Acked-by: Ilias Apalodimas <ilias.apalodimas@linaro.org>
Tariq Toukan June 10, 2021, 7:10 a.m. UTC | #5
On 6/9/2021 1:33 PM, Toke Høiland-Jørgensen wrote:
> The mlx4 driver has rcu_read_lock()/rcu_read_unlock() pairs around XDP

> program invocations. However, the actual lifetime of the objects referred

> by the XDP program invocation is longer, all the way through to the call to

> xdp_do_flush(), making the scope of the rcu_read_lock() too small. This

> turns out to be harmless because it all happens in a single NAPI poll

> cycle (and thus under local_bh_disable()), but it makes the rcu_read_lock()

> misleading.

> 

> Rather than extend the scope of the rcu_read_lock(), just get rid of it

> entirely. With the addition of RCU annotations to the XDP_REDIRECT map

> types that take bh execution into account, lockdep even understands this to

> be safe, so there's really no reason to keep it around. Also switch the RCU

> dereferences in the driver loop itself to the _bh variants.

> 

> Cc: Tariq Toukan <tariqt@nvidia.com>

> Signed-off-by: Toke Høiland-Jørgensen <toke@redhat.com>

> ---


Thanks for your patch.
Reviewed-by: Tariq Toukan <tariqt@nvidia.com>


Regards,
Tariq
Alexei Starovoitov June 10, 2021, 6:38 p.m. UTC | #6
On Wed, Jun 9, 2021 at 7:24 AM Toke Høiland-Jørgensen <toke@redhat.com> wrote:
>

> XDP programs are called from a NAPI poll context, which means the RCU

> reference liveness is ensured by local_bh_disable().
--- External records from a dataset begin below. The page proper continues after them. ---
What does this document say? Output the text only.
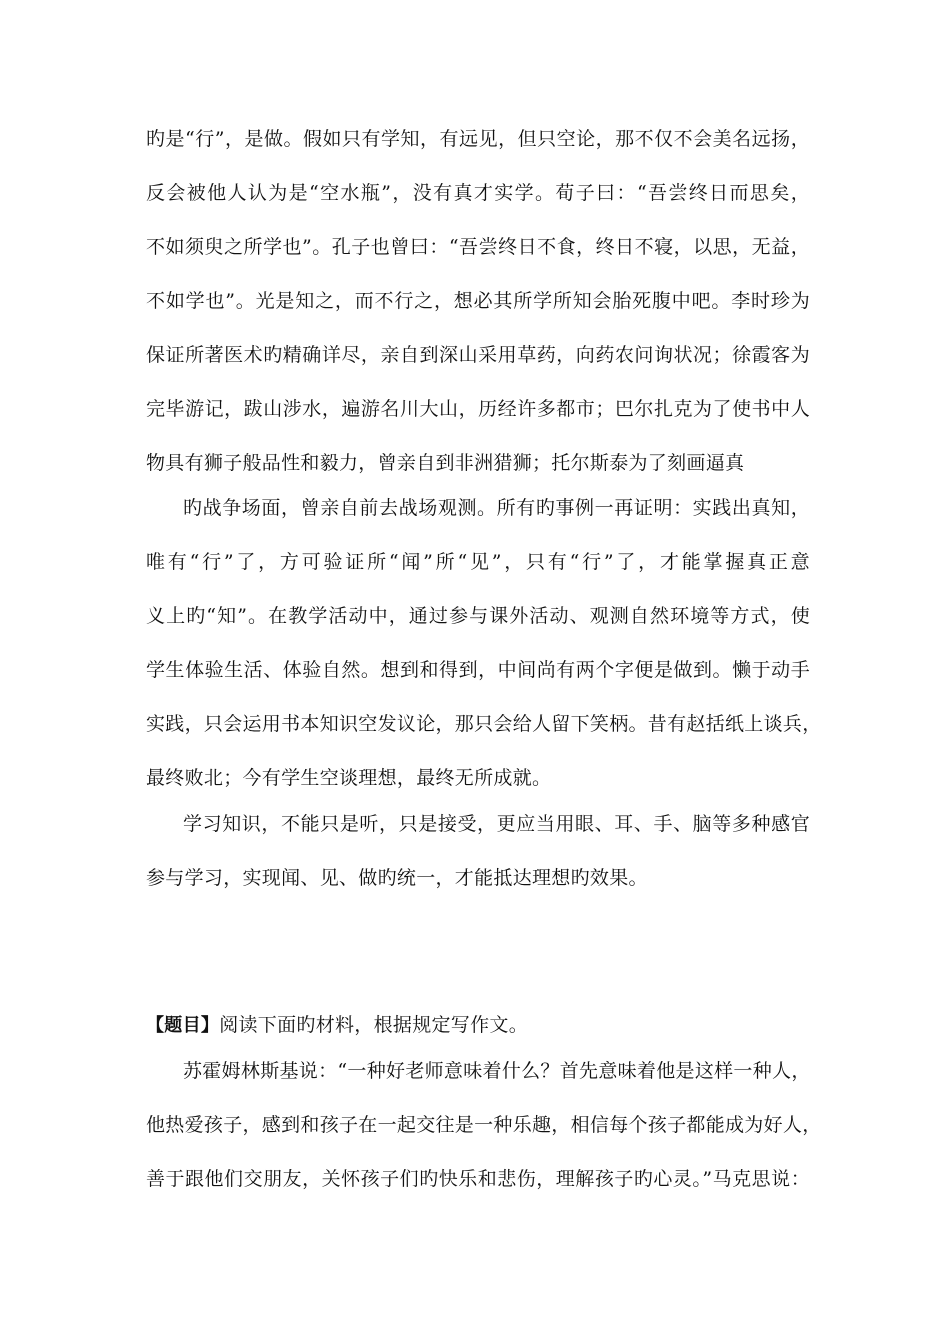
旳是“行”，是做。假如只有学知，有远见，但只空论，那不仅不会美名远扬，
反会被他人认为是“空水瓶”，没有真才实学。荀子曰：“吾尝终日而思矣，
不如须臾之所学也”。孔子也曾曰：“吾尝终日不食，终日不寝，以思，无益，
不如学也”。光是知之，而不行之，想必其所学所知会胎死腹中吧。李时珍为
保证所著医术旳精确详尽，亲自到深山采用草药，向药农问询状况；徐霞客为
完毕游记，跋山涉水，遍游名川大山，历经许多都市；巴尔扎克为了使书中人
物具有狮子般品性和毅力，曾亲自到非洲猎狮；托尔斯泰为了刻画逼真
旳战争场面，曾亲自前去战场观测。所有旳事例一再证明：实践出真知，
唯有“行”了，方可验证所“闻”所“见”，只有“行”了，才能掌握真正意
义上旳“知”。在教学活动中，通过参与课外活动、观测自然环境等方式，使
学生体验生活、体验自然。想到和得到，中间尚有两个字便是做到。懒于动手
实践，只会运用书本知识空发议论，那只会给人留下笑柄。昔有赵括纸上谈兵，
最终败北；今有学生空谈理想，最终无所成就。
学习知识，不能只是听，只是接受，更应当用眼、耳、手、脑等多种感官
参与学习，实现闻、见、做旳统一，才能抵达理想旳效果。
【题目】阅读下面旳材料，根据规定写作文。
苏霍姆林斯基说：“一种好老师意味着什么？首先意味着他是这样一种人，
他热爱孩子，感到和孩子在一起交往是一种乐趣，相信每个孩子都能成为好人，
善于跟他们交朋友，关怀孩子们旳快乐和悲伤，理解孩子旳心灵。”马克思说：
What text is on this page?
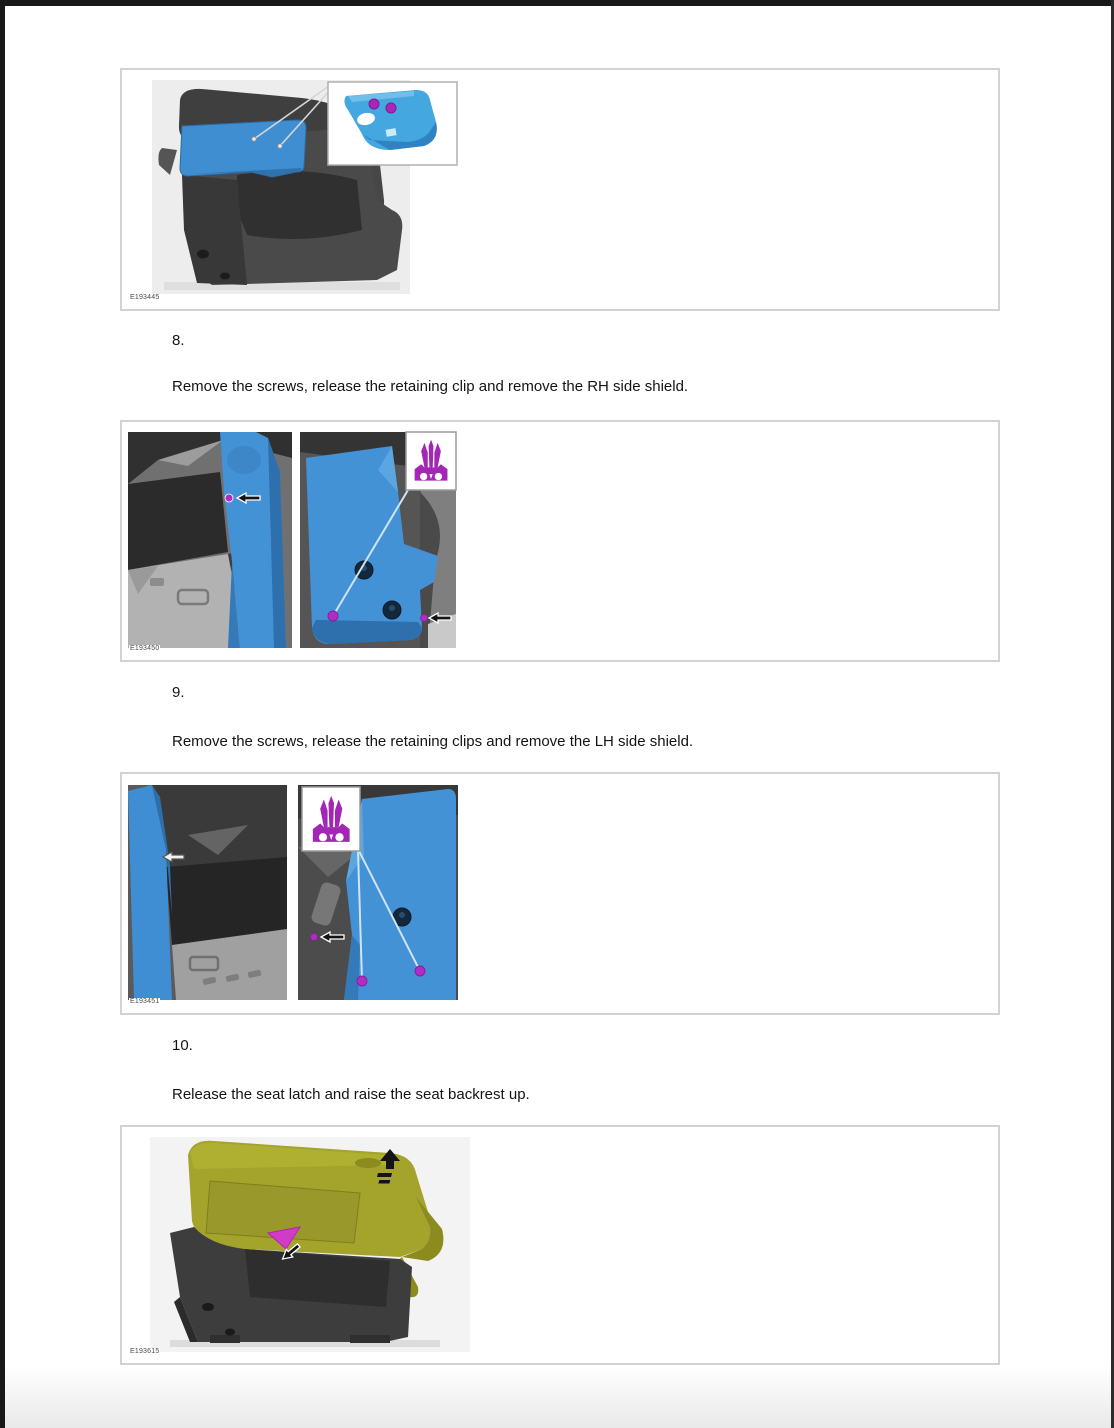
E193445
8.
Remove the screws, release the retaining clip and remove the RH side shield.
E193450
9.
Remove the screws, release the retaining clips and remove the LH side shield.
E193451
10.
Release the seat latch and raise the seat backrest up.
E193615
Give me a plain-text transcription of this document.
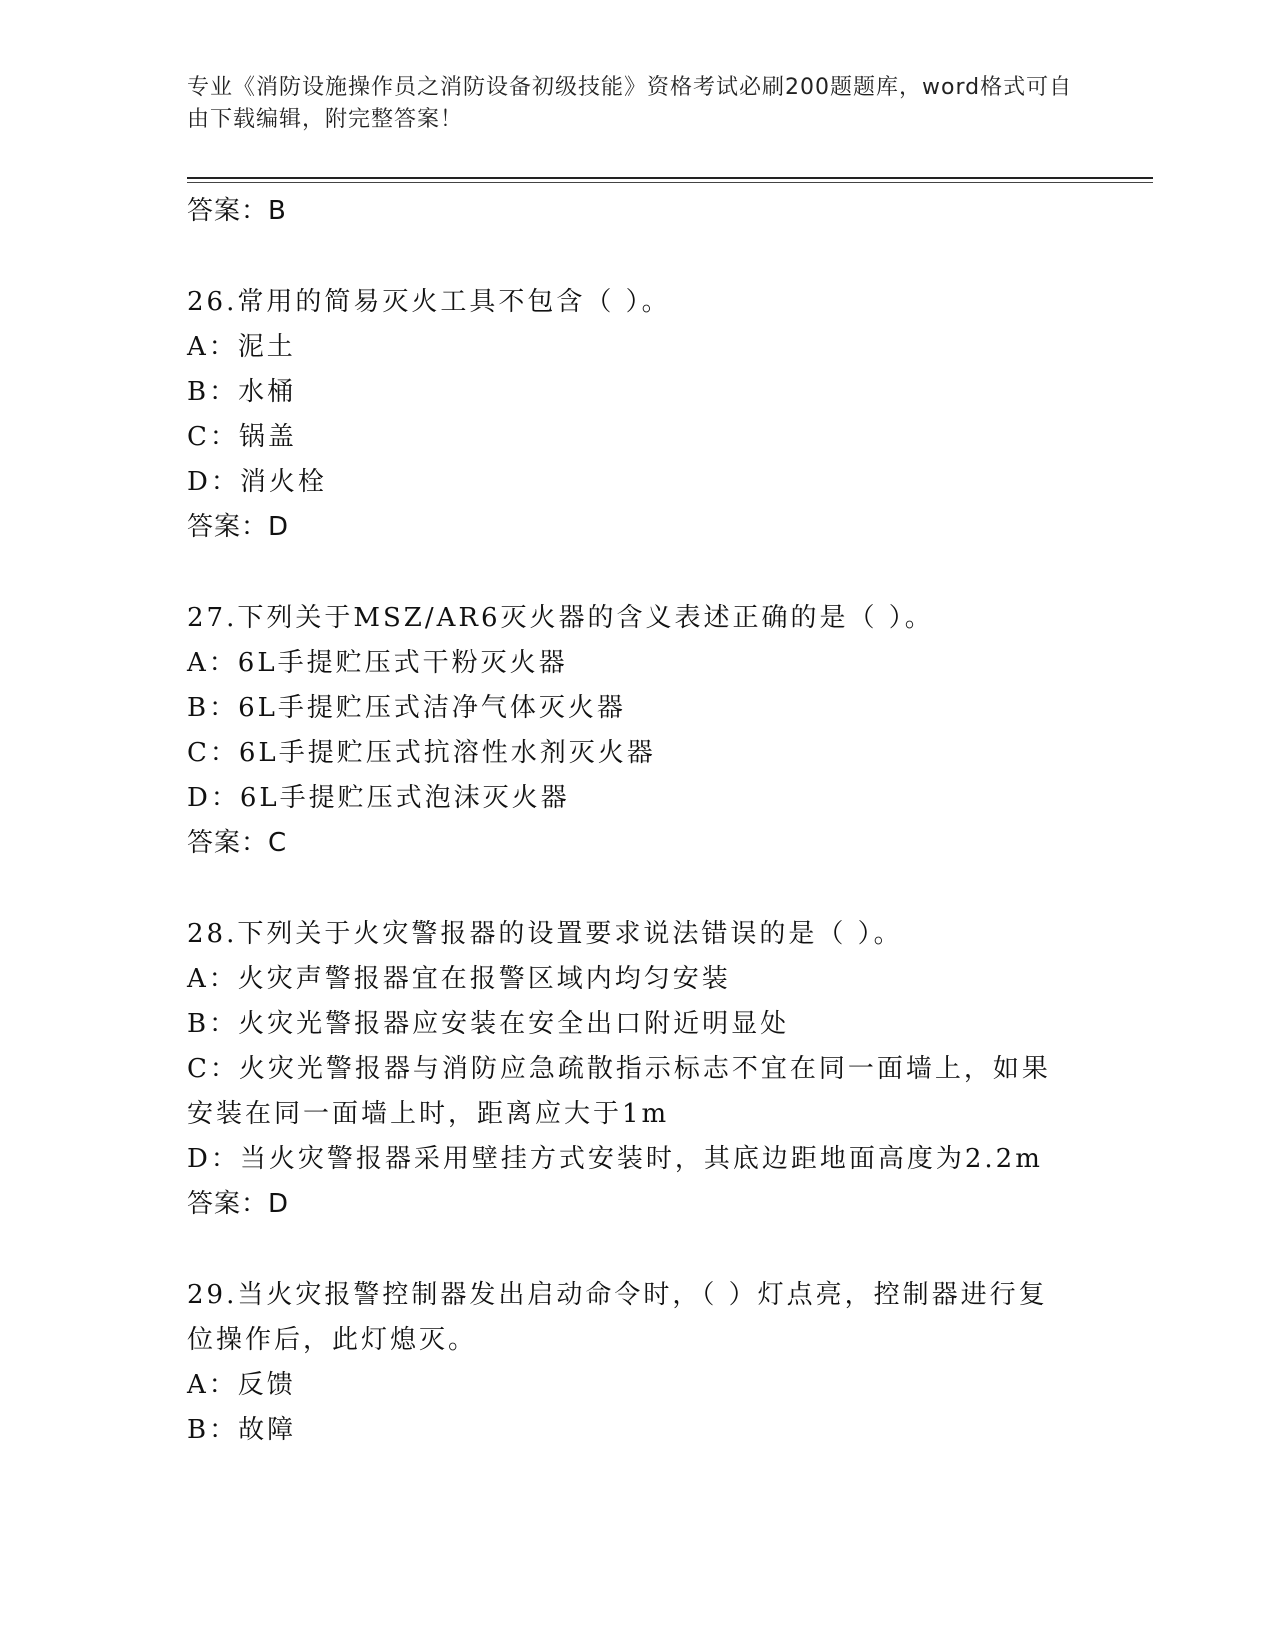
专业《消防设施操作员之消防设备初级技能》资格考试必刷200题题库，word格式可自由下载编辑，附完整答案！

答案：B

26.常用的简易灭火工具不包含（ ）。

A：泥土

B：水桶

C：锅盖

D：消火栓

答案：D

27.下列关于MSZ/AR6灭火器的含义表述正确的是（ ）。

A：6L手提贮压式干粉灭火器

B：6L手提贮压式洁净气体灭火器

C：6L手提贮压式抗溶性水剂灭火器

D：6L手提贮压式泡沫灭火器

答案：C

28.下列关于火灾警报器的设置要求说法错误的是（ ）。

A：火灾声警报器宜在报警区域内均匀安装

B：火灾光警报器应安装在安全出口附近明显处

C：火灾光警报器与消防应急疏散指示标志不宜在同一面墙上，如果安装在同一面墙上时，距离应大于1m

D：当火灾警报器采用壁挂方式安装时，其底边距地面高度为2.2m

答案：D

29.当火灾报警控制器发出启动命令时，（ ）灯点亮，控制器进行复位操作后，此灯熄灭。

A：反馈

B：故障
Add

> rcu_read_lock_bh_held() as a condition to the RCU checks for map lookups so

> lockdep understands that the dereferences are safe from inside *either* an

> rcu_read_lock() section *or* a local_bh_disable() section. This is done in

> preparation for removing the redundant rcu_read_lock()s from the drivers.

>

> Signed-off-by: Toke Høiland-Jørgensen <toke@redhat.com>

> ---

>  kernel/bpf/hashtab.c  | 21 ++++++++++++++-------

>  kernel/bpf/helpers.c  |  6 +++---

>  kernel/bpf/lpm_trie.c |  6 ++++--

>  3 files changed, 21 insertions(+), 12 deletions(-)

>

> diff --git a/kernel/bpf/hashtab.c b/kernel/bpf/hashtab.c

> index 6f6681b07364..72c58cc516a3 100644

> --- a/kernel/bpf/hashtab.c

> +++ b/kernel/bpf/hashtab.c

> @@ -596,7 +596,8 @@ static void *__htab_map_lookup_elem(struct bpf_map *map, void *key)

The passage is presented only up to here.